I get ~5 tokens/s on an M4 with 32G of RAM, using:
llama-server \
-hf unsloth/Qwen3.6-27B-GGUF:Q4_K_M \
--no-mmproj \
--fit on \
-np 1 \
-c 65536 \
--cache-ram 4096 -ctxcp 2 \
--jinja \
--temp 0.6 \
--top-p 0.95 \
--top-k 20 \
--min-p 0.0 \
--presence-penalty 0.0 \
--repeat-penalty 1.0 \
--reasoning on \
--chat-template-kwargs '{"preserve_thinking": true}'
35B-A3B model is at ~25 t/s. For comparison, on an A100 (~RTX 3090 with more memory) they fare respectively at 41 t/s and 97 t/s.I haven't tested the 27B model yet, but 35B-A3B often gets off rails after 15k-20k tokens of context. You can have it to do basic things reliably, but certainly not at the level of "frontier" models.

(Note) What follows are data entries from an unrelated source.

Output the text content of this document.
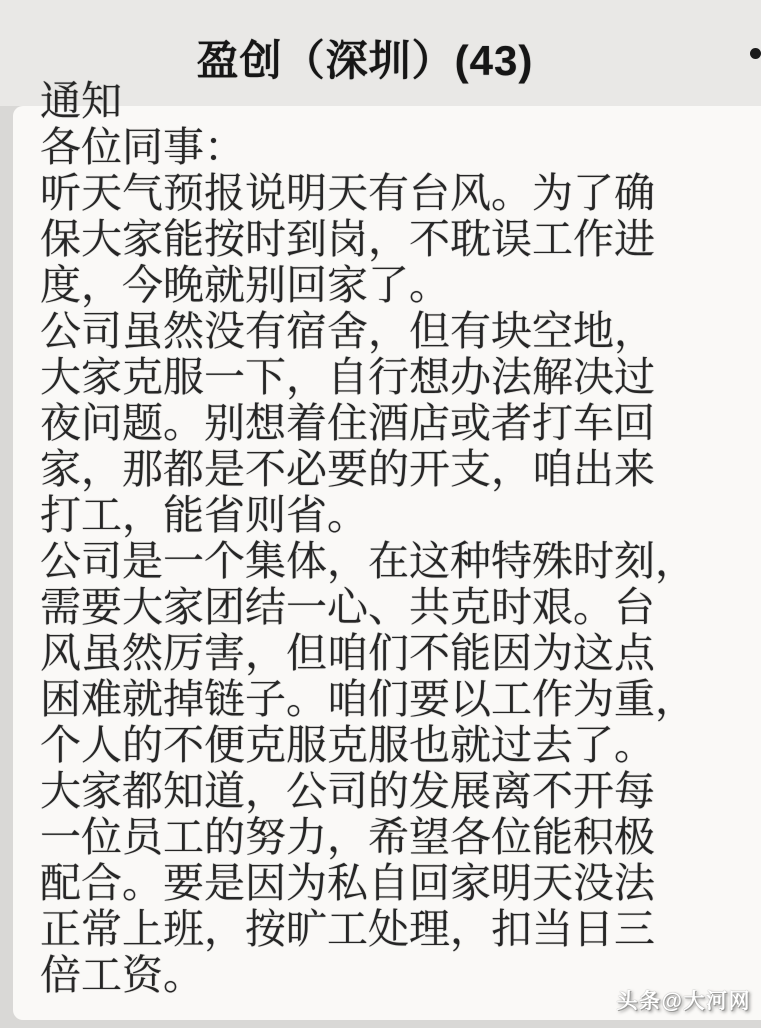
盈创（深圳）(43)
通知
各位同事：
听天气预报说明天有台风。为了确
保大家能按时到岗，不耽误工作进
度，今晚就别回家了。
公司虽然没有宿舍，但有块空地，
大家克服一下，自行想办法解决过
夜问题。别想着住酒店或者打车回
家，那都是不必要的开支，咱出来
打工，能省则省。
公司是一个集体，在这种特殊时刻，
需要大家团结一心、共克时艰。台
风虽然厉害，但咱们不能因为这点
困难就掉链子。咱们要以工作为重，
个人的不便克服克服也就过去了。
大家都知道，公司的发展离不开每
一位员工的努力，希望各位能积极
配合。要是因为私自回家明天没法
正常上班，按旷工处理，扣当日三
倍工资。
头条@大河网
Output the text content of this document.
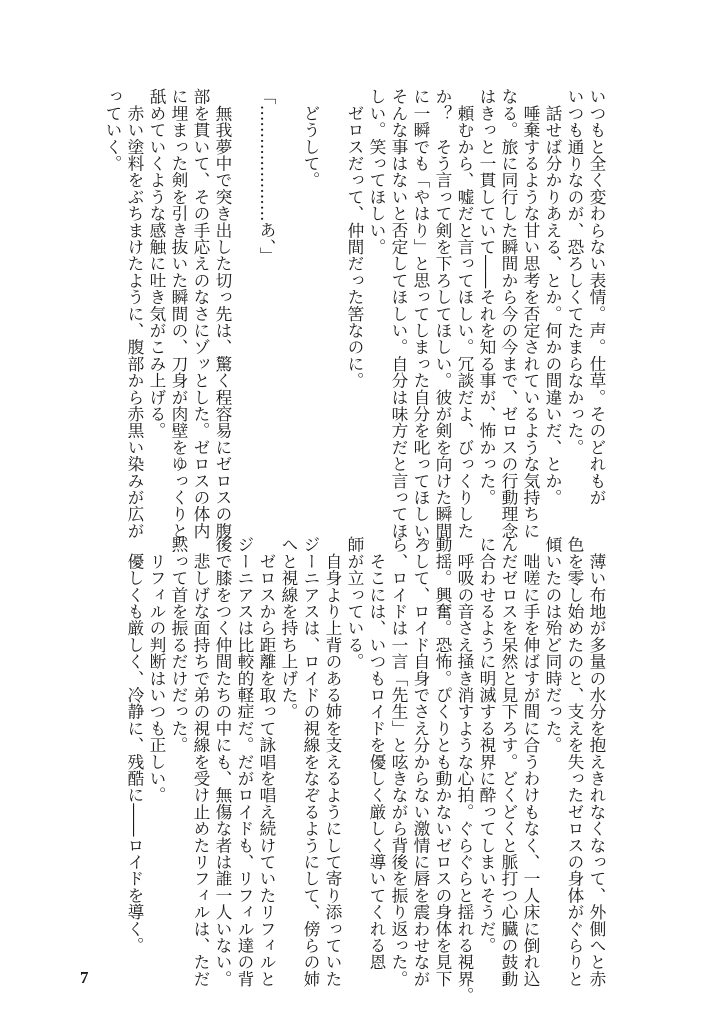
いつもと全く変わらない表情。声。仕草。そのどれもが
いつも通りなのが、恐ろしくてたまらなかった。
　話せば分かりあえる、とか。何かの間違いだ、とか。
　唾棄するような甘い思考を否定されているような気持ちに
なる。旅に同行した瞬間から今の今まで、ゼロスの行動理念
はきっと一貫していて――それを知る事が、怖かった。
　頼むから、嘘だと言ってほしい。冗談だよ、びっくりした
か？　そう言って剣を下ろしてほしい。彼が剣を向けた瞬間
に一瞬でも「やはり」と思ってしまった自分を叱ってほしい。
そんな事はないと否定してほしい。自分は味方だと言ってほ
しい。笑ってほしい。
　ゼロスだって、仲間だった筈なのに。
　どうして。
「…………………あ、」
　無我夢中で突き出した切っ先は、驚く程容易にゼロスの腹
部を貫いて、その手応えのなさにゾッとした。ゼロスの体内
に埋まった剣を引き抜いた瞬間の、刀身が肉壁をゆっくりと
舐めていくような感触に吐き気がこみ上げる。
　赤い塗料をぶちまけたように、腹部から赤黒い染みが広が
っていく。
　薄い布地が多量の水分を抱えきれなくなって、外側へと赤
色を零し始めたのと、支えを失ったゼロスの身体がぐらりと
傾いたのは殆ど同時だった。
　咄嗟に手を伸ばすが間に合うわけもなく、一人床に倒れ込
んだゼロスを呆然と見下ろす。どくどくと脈打つ心臓の鼓動
に合わせるように明滅する視界に酔ってしまいそうだ。
　呼吸の音さえ掻き消すような心拍。ぐらぐらと揺れる視界。
動揺。興奮。恐怖。ぴくりとも動かないゼロスの身体を見下
ろして、ロイド自身でさえ分からない激情に唇を震わせなが
ら、ロイドは一言「先生」と呟きながら背後を振り返った。
　そこには、いつもロイドを優しく厳しく導いてくれる恩
師が立っている。
　自身より上背のある姉を支えるようにして寄り添っていた
ジーニアスは、ロイドの視線をなぞるようにして、傍らの姉
へと視線を持ち上げた。
　ゼロスから距離を取って詠唱を唱え続けていたリフィルと
ジーニアスは比較的軽症だ。だがロイドも、リフィル達の背
後で膝をつく仲間たちの中にも、無傷な者は誰一人いない。
　悲しげな面持ちで弟の視線を受け止めたリフィルは、ただ
黙って首を振るだけだった。
　リフィルの判断はいつも正しい。
　優しくも厳しく、冷静に、残酷に――ロイドを導く。
7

Why use --fit on on an M4? My understanding was that given the unified memory, you should push all layers to the GPU with --n-gpu-layers all. Setting --flash-attn on and --no-mmap may also get you better results.
When you say tok/s here are you describing the prefill (prompt eval) token/s or the output generation tok/s?
(Btw I believe the "--jinja" flag is by default true since sometime late 2025, so not needed anymore)
How is the quality of model answers to your queries? Are they stable over time?
I am wondering how to measure that anyway.
Using opencode and Qwen-Coder-Next I get it reliably up to about 85k before it takes too long to respond.
I tried the other qwen models and the reasoning stuff seems to do more harm than good.
We also made some dynamic MLX ones if they help - it might be faster for Macs, but llama-server definitely is improving at a fast pace.